– Уж больно худа! Царевна наша гладка да упитана, как бы не заподозрил чего чародей… – пробормотала она. – Ну, делать нечего, до рассвета лучше не сыщем.

Девушка ещё пуще слезами залилась. Страшно, но сказать не смеет, кто ж будет её слушать?

Мирослава же была женщина умная, она живо смекнула, что надобно будущую жертву кровожадного колдуна в нужное расположение духа привести. Побоялась, как бы она всё дело не испортила.

– Ты девонька пойми, от тебя зависит сейчас судьба всего государства. Если не получит злодей, что требует, он от города камня на камне не оставит. И тебя всё равно убьют его ратники, а перед этим ещё и позабавятся. Согласившись же идти добровольно, ты множество жизней спасёшь! Пожалей малых деточек, стариков и старух, да и своих родных. Их ведь тоже порубят в капусту вражеские мечи и топоры, – заговорила царица.

Принялась она Любаву уговаривать, расписывать, какие злодейства может учинить с беззащитными жителями столицы злобный колдун. Называет её спасительницей всего государства, обещает помнить подвиг её, отдавшей жизнь во благо родного города.

– Всех убьют, никого не помилуют. Неужто не жаль тебе? – вкрадчивым голосом молвит женщина.

Не выдержало этого доброе сердечко девушки. Подняла она голову, слёзы утёрла и отвечает:

– Хорошо, я согласна…

– Вот и умница! – обрадовалась Мирослава. – Только смотри, ни в какую не признавайся, что ты не царская дочь. Иначе Златомир и тебя не пощадит, и град-столицу разорит, в наказание за обман!

– Не признаюсь.
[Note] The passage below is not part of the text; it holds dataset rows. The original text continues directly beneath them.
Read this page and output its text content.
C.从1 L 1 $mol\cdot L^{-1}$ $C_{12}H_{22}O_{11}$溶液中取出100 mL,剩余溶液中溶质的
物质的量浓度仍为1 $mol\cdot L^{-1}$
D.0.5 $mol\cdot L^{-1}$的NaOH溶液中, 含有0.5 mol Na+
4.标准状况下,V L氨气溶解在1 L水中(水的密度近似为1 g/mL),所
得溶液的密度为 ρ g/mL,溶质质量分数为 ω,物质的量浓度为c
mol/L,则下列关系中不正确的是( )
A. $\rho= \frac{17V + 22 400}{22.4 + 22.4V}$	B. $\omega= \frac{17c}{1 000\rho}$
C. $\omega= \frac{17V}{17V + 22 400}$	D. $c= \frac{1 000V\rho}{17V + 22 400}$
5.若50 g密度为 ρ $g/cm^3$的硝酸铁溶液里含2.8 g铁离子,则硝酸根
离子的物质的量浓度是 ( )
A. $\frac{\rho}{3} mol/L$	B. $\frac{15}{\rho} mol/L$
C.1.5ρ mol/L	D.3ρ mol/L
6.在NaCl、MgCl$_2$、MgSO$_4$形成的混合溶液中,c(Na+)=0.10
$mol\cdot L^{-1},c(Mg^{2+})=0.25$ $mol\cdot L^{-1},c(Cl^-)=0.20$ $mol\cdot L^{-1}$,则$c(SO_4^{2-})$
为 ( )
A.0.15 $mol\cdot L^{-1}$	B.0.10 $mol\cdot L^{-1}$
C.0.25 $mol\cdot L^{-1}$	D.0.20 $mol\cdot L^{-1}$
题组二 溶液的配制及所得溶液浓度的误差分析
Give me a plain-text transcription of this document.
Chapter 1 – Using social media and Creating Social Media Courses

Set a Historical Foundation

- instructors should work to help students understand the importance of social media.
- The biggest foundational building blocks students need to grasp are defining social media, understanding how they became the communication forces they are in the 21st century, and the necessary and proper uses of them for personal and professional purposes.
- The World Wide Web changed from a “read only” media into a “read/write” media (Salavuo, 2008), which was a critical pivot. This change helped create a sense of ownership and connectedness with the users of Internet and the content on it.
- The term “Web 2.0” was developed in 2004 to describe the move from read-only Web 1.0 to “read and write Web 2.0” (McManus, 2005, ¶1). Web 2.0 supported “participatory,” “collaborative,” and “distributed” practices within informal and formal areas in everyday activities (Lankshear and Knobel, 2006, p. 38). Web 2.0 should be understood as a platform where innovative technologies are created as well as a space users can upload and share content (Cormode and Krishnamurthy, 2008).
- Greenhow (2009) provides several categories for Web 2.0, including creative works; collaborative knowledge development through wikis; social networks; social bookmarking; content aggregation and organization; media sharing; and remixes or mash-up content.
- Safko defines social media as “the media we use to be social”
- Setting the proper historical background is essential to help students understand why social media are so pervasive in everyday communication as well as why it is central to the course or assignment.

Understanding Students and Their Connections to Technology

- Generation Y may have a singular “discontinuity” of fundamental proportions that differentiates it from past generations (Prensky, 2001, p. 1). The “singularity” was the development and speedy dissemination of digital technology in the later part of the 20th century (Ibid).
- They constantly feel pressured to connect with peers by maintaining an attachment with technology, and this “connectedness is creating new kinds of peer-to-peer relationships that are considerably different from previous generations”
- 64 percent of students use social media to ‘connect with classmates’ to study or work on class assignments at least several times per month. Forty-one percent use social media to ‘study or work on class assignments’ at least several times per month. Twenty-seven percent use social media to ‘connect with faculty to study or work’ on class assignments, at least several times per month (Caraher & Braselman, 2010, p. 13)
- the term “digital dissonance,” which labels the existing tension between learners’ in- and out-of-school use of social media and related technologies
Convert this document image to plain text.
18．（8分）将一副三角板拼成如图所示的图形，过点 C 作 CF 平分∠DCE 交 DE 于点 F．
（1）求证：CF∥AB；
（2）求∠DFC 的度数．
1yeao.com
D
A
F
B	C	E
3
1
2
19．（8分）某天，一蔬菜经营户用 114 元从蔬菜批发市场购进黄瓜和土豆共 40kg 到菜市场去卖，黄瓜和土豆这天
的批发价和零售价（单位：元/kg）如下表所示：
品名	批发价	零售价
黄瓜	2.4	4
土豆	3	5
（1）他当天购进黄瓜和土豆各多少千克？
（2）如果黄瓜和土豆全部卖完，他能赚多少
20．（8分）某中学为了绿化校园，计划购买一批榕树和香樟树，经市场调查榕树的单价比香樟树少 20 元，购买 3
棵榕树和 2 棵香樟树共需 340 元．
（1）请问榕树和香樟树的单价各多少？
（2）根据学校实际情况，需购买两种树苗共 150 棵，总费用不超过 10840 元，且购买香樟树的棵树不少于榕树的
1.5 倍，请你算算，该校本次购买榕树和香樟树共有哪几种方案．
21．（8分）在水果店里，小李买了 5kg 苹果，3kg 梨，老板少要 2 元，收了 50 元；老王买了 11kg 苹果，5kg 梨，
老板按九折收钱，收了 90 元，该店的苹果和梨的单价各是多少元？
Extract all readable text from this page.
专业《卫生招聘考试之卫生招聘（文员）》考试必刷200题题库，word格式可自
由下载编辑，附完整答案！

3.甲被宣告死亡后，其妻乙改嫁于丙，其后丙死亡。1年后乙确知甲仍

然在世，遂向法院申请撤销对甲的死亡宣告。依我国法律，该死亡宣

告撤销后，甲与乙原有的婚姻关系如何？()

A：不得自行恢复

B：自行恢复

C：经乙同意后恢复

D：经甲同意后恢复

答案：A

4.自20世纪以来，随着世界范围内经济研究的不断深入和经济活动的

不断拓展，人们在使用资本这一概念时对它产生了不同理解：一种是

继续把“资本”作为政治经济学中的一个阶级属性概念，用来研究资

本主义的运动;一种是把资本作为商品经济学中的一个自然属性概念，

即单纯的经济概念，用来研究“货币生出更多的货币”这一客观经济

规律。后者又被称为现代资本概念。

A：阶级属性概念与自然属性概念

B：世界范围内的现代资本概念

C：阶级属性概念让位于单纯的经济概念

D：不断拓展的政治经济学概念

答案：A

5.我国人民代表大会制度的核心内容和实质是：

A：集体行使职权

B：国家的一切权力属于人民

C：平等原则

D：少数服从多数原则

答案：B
Всё равно умирать, так зачем же других на смерть обрекать? – кивнула девушка.

– Вот и умница! А пока давай собираться. На рассвете выведут тебя за ворота, а до этого времени надобно из тебя настоящую царевну сделать, – ласково говорит Мирослава.

Видит девушка, что вроде царица и добрая, и приветливая, а смотрят цепко, в карих очах злорадство так и плещется.

«Рада, поди, что родную дочь уберегла. А мне всё равно, всё едино – колдун ли убьёт, отец или царская стража. Не дадут они мне жизни, заставят сделать как им надобно», – с горечью думала бедняжка, выполняя всё, что от неё требовали.

Под строгим присмотром царицы горничные девки и служанки напарили Любаву в бане, вымыли ей волосы душистым отваром трав, ледяной водой тело сполоснули. Начали наряжать Любаву как царевну.

Облачили девицу в белую рубаху из тонкого льна. После надели ещё одну рубашку из шёлка, с рукавами длиною в десять локтей. Их собрали складками и закрепили опястьями, украшенными вышивкой и жемчугом.

Долгополую рубаху подпоясали витым пояском, а поверх накинули красную телогрею с множеством драгоценных пуговиц, унизанную жемчугом и карбункулами червлёного цвета.

Длинные светло-русые волосы девушки хорошо расчесали, а просушив, заплели в толстую косу, украсив самоцветами. Лоб обхватили перевязочкой, вышитой золотом и унизанной жемчугом, закрепив на затылке особой застёжкою.

Любава, увидев дорогие украшения, так и ахнула.

– Неужто отдадите всё это богатство чародею? – не выдержала она. – Зачем же? Всё равно ведь на съедение берёт девицу, а не замуж!

Мирослава подняла одну бровь.

– Это лишь малая часть царской сокровищницы. Да и провести колдуна важнее, чем золота лишится. Если на тебе простое платье будет, кто поверит, что ты царевна, а не дочка конюха? Даже лавочник заподозрит неладное, а тут чародей.

А горничные между тем продолжают снаряжать девушку. Лицо и шею ей густо намазали дорогими белилами, щёки накрасили румянами, да подвели брови, так что они стали чёрными и дугообразными.

Глянула на себя в зеркало Любава, да так и застыла, глазами хлопая. Теперь её и мать родная не узнала бы. Вылитая царевна, только зубы белые. Но это легко поправили, зачернив их, от чего лицо стало ещё бледнее.